I approached the bed and kissed her forehead quickly before letting the staff taking her away. My hand ran through my hair as I sat in the chair, restless. My right leg was shaking and I was on the verge of an anxiety attack. I tried taking deep breaths through my nose but it was useless. I browsed my phone to distract me from the agitation until I heard the wheels of a bed in the hallway. The nurses brought her in while the doctor asked me to follow him into his office.
He invited me to sit down and offered me coffee. I declined, knowing it would not help my anxiety nor the fact that I could barely sleep at night. To be welcomed by an empty bed every night was when the situation hit me the hardest. Would she ever come back? How would she come back? I was told that the trauma to her leg could be more than only superficial.
"Any change?" I demanded before he could say anything.
"No," he replied honestly. "Mr. Hockley, I must ask… If the condition persists, was there an arrangement that your wife made or that she may have spoke of to you."
My head started to spin as the unthinkable was shoved into my face. I closed my eyes and tried to catch my breath. I could remember the time we sat on the couch, watching a documentary episode about Terry Wallis, and how Rose could not get over the fact that he spent nineteen years into a coma.
"Don't keep me hooked up on machines for years if this ever happens to me. It wouldn't be fair to you or me. If you know there is no hope left of my coming back, let me go."
Let me go. Let. Me. Go.
These were the words echoing inside my head.
"Do you think she can get through this? Is there any chance, even the slightest, that she will wake up?" I asked in a plaintive cry.
"I'm afraid there is no way to know that. As long as there is activity in her brain, a small chance will always linger. She may also gradually come out of her coma, maybe in a vegetative state or make a full recovery. But she could also…"
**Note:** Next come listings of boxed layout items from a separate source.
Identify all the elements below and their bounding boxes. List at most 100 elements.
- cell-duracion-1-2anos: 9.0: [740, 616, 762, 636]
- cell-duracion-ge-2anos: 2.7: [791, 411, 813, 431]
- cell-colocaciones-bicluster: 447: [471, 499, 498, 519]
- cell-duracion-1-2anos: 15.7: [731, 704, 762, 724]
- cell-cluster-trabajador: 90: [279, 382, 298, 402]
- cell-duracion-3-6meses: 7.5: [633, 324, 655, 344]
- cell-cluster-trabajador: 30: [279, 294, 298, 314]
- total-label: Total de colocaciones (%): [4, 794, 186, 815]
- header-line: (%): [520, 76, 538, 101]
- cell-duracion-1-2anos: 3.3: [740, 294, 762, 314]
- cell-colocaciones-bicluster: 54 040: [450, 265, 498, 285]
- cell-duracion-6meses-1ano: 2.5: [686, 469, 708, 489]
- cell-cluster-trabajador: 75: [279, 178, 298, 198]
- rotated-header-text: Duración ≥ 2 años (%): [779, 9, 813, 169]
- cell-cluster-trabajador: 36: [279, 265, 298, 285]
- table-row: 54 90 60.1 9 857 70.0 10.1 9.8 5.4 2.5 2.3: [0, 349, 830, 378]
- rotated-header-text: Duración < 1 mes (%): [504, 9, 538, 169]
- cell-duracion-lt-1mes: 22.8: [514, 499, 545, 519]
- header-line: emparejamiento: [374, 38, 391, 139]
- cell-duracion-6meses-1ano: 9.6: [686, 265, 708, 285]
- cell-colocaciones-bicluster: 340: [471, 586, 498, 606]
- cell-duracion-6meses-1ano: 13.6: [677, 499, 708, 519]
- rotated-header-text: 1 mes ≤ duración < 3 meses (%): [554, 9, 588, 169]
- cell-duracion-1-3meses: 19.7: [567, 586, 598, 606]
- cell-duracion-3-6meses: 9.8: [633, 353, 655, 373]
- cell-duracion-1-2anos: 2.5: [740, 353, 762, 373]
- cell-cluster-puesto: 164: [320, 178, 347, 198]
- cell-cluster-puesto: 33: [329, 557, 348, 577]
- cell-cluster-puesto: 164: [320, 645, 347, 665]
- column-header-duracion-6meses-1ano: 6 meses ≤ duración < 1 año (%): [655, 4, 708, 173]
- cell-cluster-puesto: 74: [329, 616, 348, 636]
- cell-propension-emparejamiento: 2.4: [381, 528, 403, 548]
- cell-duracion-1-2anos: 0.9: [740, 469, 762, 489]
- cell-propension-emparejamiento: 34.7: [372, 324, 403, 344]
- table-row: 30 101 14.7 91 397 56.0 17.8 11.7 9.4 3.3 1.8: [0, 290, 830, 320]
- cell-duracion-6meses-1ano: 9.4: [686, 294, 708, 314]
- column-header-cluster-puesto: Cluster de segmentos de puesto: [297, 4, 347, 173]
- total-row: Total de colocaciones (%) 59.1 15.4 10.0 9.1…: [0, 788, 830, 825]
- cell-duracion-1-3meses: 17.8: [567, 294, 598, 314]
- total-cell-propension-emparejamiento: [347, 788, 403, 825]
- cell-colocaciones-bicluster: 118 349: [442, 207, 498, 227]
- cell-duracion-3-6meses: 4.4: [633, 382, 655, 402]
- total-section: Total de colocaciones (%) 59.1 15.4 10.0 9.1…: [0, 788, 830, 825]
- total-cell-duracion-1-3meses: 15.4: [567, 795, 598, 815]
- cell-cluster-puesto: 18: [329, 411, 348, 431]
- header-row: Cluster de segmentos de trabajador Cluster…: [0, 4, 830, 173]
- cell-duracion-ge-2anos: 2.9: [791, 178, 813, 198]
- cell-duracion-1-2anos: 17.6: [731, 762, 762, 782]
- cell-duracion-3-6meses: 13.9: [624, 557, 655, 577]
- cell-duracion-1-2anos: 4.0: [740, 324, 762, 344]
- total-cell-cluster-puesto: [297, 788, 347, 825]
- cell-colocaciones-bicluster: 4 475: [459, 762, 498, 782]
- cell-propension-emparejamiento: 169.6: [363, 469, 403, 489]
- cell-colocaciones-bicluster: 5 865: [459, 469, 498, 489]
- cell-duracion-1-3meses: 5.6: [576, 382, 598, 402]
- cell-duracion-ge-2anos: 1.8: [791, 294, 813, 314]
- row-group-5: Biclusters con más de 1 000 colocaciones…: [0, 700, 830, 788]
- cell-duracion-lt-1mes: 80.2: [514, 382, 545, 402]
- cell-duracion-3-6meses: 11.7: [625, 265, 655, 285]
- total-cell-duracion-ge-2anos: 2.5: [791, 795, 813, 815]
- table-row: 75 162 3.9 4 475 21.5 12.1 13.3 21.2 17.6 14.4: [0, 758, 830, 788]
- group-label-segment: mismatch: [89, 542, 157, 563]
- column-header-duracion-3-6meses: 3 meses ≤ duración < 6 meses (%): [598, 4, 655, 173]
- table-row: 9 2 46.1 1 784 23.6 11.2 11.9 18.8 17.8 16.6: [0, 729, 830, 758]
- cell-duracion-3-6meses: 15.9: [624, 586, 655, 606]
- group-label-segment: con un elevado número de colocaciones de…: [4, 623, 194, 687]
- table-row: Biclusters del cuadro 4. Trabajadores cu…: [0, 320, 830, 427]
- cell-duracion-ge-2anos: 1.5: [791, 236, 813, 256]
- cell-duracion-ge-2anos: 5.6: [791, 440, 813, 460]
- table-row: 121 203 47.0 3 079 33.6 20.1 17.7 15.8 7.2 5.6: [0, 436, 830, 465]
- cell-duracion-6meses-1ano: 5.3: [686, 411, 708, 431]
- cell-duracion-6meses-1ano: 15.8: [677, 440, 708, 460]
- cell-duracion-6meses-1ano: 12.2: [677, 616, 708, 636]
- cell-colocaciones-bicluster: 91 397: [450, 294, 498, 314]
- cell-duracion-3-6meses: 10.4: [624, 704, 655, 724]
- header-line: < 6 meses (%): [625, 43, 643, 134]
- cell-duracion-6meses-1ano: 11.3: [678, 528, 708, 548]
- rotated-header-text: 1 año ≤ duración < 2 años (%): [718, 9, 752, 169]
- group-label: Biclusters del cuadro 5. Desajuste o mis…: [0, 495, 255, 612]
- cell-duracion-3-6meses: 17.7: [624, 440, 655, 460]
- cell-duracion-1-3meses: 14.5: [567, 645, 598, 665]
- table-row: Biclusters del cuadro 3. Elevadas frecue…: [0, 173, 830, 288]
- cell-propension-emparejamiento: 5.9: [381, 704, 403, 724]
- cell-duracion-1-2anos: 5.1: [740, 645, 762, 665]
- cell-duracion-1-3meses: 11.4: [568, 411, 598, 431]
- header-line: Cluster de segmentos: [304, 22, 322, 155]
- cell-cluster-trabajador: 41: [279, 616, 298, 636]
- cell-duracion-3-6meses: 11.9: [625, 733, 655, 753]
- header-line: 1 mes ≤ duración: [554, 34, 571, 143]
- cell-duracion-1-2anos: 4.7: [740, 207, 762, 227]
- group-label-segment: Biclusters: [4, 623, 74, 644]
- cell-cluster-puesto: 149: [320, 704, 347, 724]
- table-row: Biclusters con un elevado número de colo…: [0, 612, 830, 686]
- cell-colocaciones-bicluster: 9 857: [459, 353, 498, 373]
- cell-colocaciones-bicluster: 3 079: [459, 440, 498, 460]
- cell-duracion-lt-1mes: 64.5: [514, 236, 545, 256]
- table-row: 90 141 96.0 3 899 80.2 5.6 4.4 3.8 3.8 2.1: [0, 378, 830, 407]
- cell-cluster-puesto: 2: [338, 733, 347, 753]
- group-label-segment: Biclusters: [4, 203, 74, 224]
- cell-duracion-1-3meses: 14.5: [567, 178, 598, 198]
"Die," I finished for him, the word barely a whisper.
"Yes," he concurred. "She's in good hands here, I assure you."
"I know she is," I said, the corner of my mouth managing a tiny smile.
"We'll see how it progresses and maybe we will have a better idea of the outcome in a few days, or weeks."
I nodded and he told me I could go back to my wife. I left with a thank you and spent the rest of the day at Rose's bedside, holding her hand. I talked to her softly, about Ginger mostly and how we both missed her at home and couldn't wait for her to get better and come back. I considered spending the night with her but the night shift nurses urged me to go home and have a decent night of sleep.
Once again, I barely slept. The only thing I could think about was the three words that once left her mouth. Let me go.
I took her pillow and hugged it as fiercely as I could, wishing I was holding her instead. I bowed my head to find her smell and when it finally came to my nose, a tear rolled down my face to disappear into the soft pillowcase.